El resto es previsible. El tipo se levantó de la sienta, bebió un buen vaso de limonada, de un trago y sin respirar, se despidió con muchos abrazos y recuerdos de los venteros. Nos montamos los dos en el cochazo y tras muchas horas de carretera llegamos al mar. Me pesa no recordar, tantos años después, de qué estuvimos hablando tantas horas. De su cine, algunas películas me gustan y otras no. De su forma de ser, del tipo amable y simpático que yo conocí entonces esa tarde, sin saber quién era, me gustó todo.
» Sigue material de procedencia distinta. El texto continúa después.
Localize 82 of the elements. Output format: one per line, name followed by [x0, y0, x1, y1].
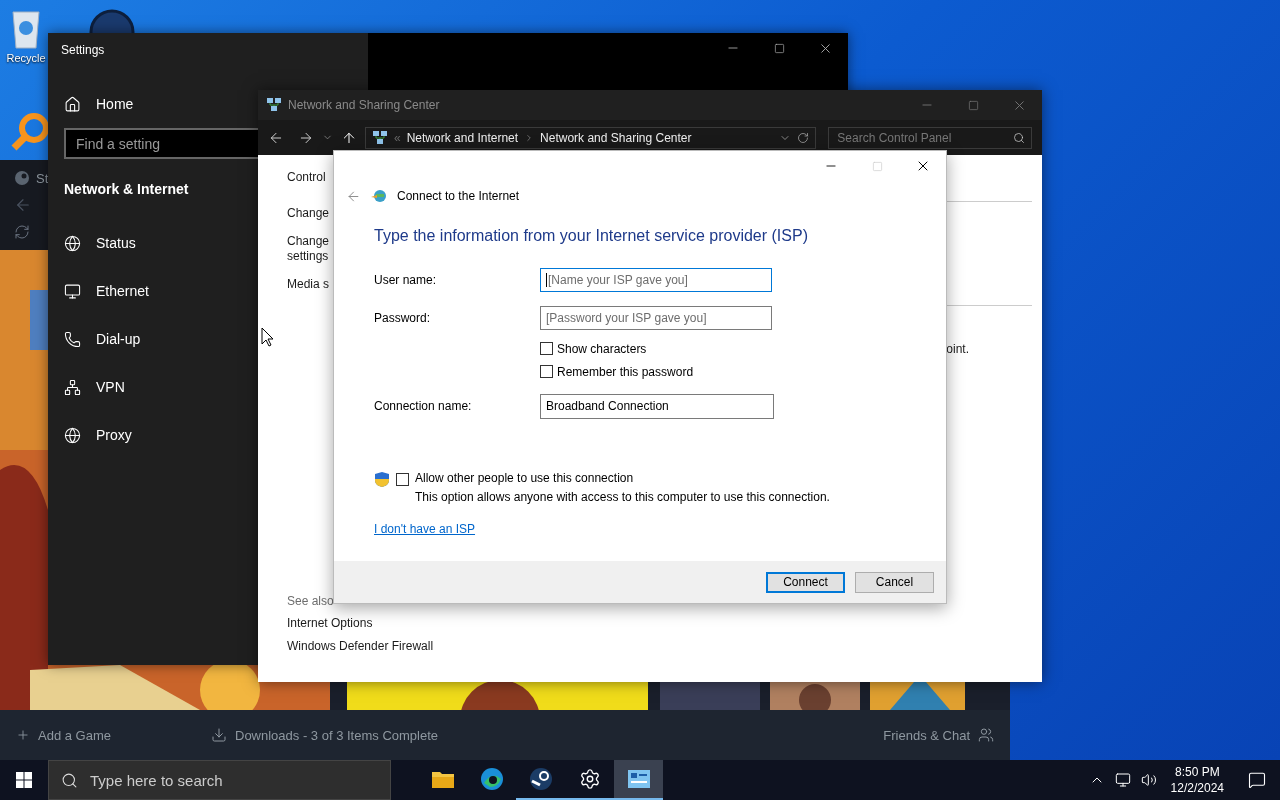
see-also-heading: See also [287, 594, 335, 608]
search-icon [1013, 131, 1025, 144]
checkbox[interactable] [540, 365, 553, 378]
shield-icon [374, 471, 390, 488]
input-field[interactable]: [Password your ISP gave you] [540, 306, 772, 330]
network-icon [266, 97, 282, 113]
refresh-icon [797, 131, 810, 144]
checkbox[interactable] [540, 342, 553, 355]
windows-logo-icon [16, 772, 32, 788]
window-title: Network and Sharing Center [288, 98, 440, 112]
home-icon [64, 95, 81, 113]
steam-icon [14, 170, 30, 186]
clock-date: 12/2/2024 [1170, 780, 1224, 796]
back-icon [346, 188, 361, 204]
gear-icon [578, 768, 601, 790]
nav-item[interactable]: Dial-up [64, 315, 141, 363]
maximize-icon [773, 42, 785, 54]
notifications-icon [1248, 771, 1266, 789]
folder-icon [430, 769, 455, 789]
refresh-icon [14, 224, 30, 240]
downloads-button[interactable]: Downloads - 3 of 3 Items Complete [211, 727, 439, 743]
clock-time: 8:50 PM [1174, 764, 1220, 780]
taskbar-search-field[interactable]: Type here to search [48, 760, 391, 800]
download-icon [211, 727, 227, 743]
search-field[interactable]: Search Control Panel [828, 126, 1032, 149]
control-panel-icon [626, 769, 651, 789]
connect-button[interactable]: Connect [766, 571, 845, 593]
field-label: Connection name: [374, 399, 473, 413]
network-icon [372, 129, 388, 146]
volume-icon [1140, 772, 1157, 788]
maximize-icon [871, 160, 883, 172]
search-icon [61, 771, 78, 789]
monitor-icon [64, 282, 81, 300]
clock[interactable]: 8:50 PM 12/2/2024 [1170, 764, 1224, 796]
dialog-title: Connect to the Internet [397, 189, 520, 203]
checkbox-label[interactable]: Remember this password [557, 364, 694, 379]
shortcut-label: Recycle [6, 52, 46, 64]
back-button[interactable] [346, 188, 361, 204]
no-isp-link[interactable]: I don't have an ISP [374, 522, 476, 536]
back-icon [14, 196, 32, 214]
app-name: St [36, 170, 49, 186]
home-link[interactable]: Home [64, 80, 134, 128]
nav-item[interactable]: Ethernet [64, 267, 149, 315]
search-placeholder: Search Control Panel [837, 130, 952, 145]
friends-button[interactable]: Friends & Chat [883, 727, 994, 743]
search-placeholder: Type here to search [90, 771, 223, 789]
friends-icon [978, 727, 994, 743]
nav-item[interactable]: VPN [64, 363, 125, 411]
app-logo-icon[interactable] [88, 8, 136, 33]
field-label: User name: [374, 273, 438, 287]
breadcrumb-item[interactable]: Network and Internet [406, 130, 519, 145]
address-bar[interactable]: « Network and Internet Network and Sharing Center [365, 126, 817, 149]
field-label: Password: [374, 311, 432, 325]
globe-icon [64, 426, 81, 444]
globe-icon [371, 189, 387, 203]
input-field[interactable]: [Name your ISP gave you] [540, 268, 772, 292]
breadcrumb-item[interactable]: Network and Sharing Center [540, 130, 692, 145]
input-field[interactable]: Broadband Connection [540, 393, 774, 419]
phone-icon [64, 330, 81, 348]
cancel-button[interactable]: Cancel [855, 571, 934, 593]
nav-item[interactable]: Status [64, 219, 136, 267]
checkbox-label[interactable]: Show characters [557, 341, 647, 356]
desktop-shortcut[interactable]: Recycle [5, 6, 47, 64]
see-also-link[interactable]: Internet Options [287, 616, 558, 631]
network-icon [1114, 772, 1131, 788]
network-icon [64, 378, 81, 396]
help-text: This option allows anyone with access to this computer to use this connection. [415, 490, 830, 504]
body-text: oint. [946, 342, 969, 356]
browser-icon [479, 767, 504, 791]
maximize-icon [967, 99, 979, 111]
see-also-link[interactable]: Windows Defender Firewall [287, 639, 558, 654]
checkbox[interactable] [396, 473, 409, 486]
checkbox-label[interactable]: Allow other people to use this connection [415, 471, 830, 485]
nav-item[interactable]: Proxy [64, 411, 132, 459]
globe-icon [64, 234, 81, 252]
mouse-pointer-icon [261, 327, 274, 347]
steam-icon [528, 767, 553, 791]
plus-icon [16, 728, 30, 742]
section-title: Network & Internet [64, 181, 189, 197]
dialog-heading: Type the information from your Internet service provider (ISP) [374, 227, 809, 245]
window-title: Settings [61, 43, 106, 57]
add-game-button[interactable]: Add a Game [16, 727, 111, 743]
Bueno chaval, hasta otra. No dijo más. Eran casi las doce de la noche. Había llegado por fin al sur, al paraíso. No muy lejos me esperaba en un pensión sin nombre, aún despierta y algo inquieta, mi enamorada.

Luego, muchos años después, uno descubre que el paraíso es otra cosa, tal vez el camino y no el llegar, que diría el abuelito Kavafis. Tal vez ese día de la cabra momificada. Tal vez otros días difíciles y duros en los que, sin embargo, la vida se disculpó con uno y pudimos seguir adelante aunque en el camino todo fuera incierto, inhóspito y desértico.

Cuando bajo al sur me paro siempre. Hay que desviarse algo de la autovía y sufrir  veinte kilómetros una olvidada carretera trufada de baches. El cartel añil y los chopos frescos tapando la fachada de la venta siguen igual. Los venteros son ahora bastante más viejos pero sus dos hijos les ayudan a servir a los camioneros expertos, a los aborígenes manchegos, a los glotones avisados y a algún turista abducido. “Restaurán Pedro” sigue en la brecha. Yo me siento en la esquina más sombría, la que da al patio con el limonero, en la que casi seguro paró Don Quijote a refrescarse el gaznate, aunque Don Miguel no lo cuente en su libro, por guardar el secreto del sitio, supongo. En la pared hay una foto mediana de mi samaritano con los dueños, una foto de esas dedicadas, tan típicas. Sonríe detrás de su barba blanca. Yo pido siempre una ensalada fresca, tan buena como entonces, el pisto y unos galianos bien calientes. Me da igual que fuera los termómetros se fundan y las cabras se queden disecadas señalando el punto kilométrico del mismísimo infierno. Como con gusto los gazpachos y brindo por él, que vive en el cielo de la memoria de muchos.

Sus películas han pasado a la historia del cine. Para mi él será siempre el marqués del mercedes descapotable rojo que me salvó el pellejo, me invitó a comer y me llevó al sur, al paraíso. Gracias Luis.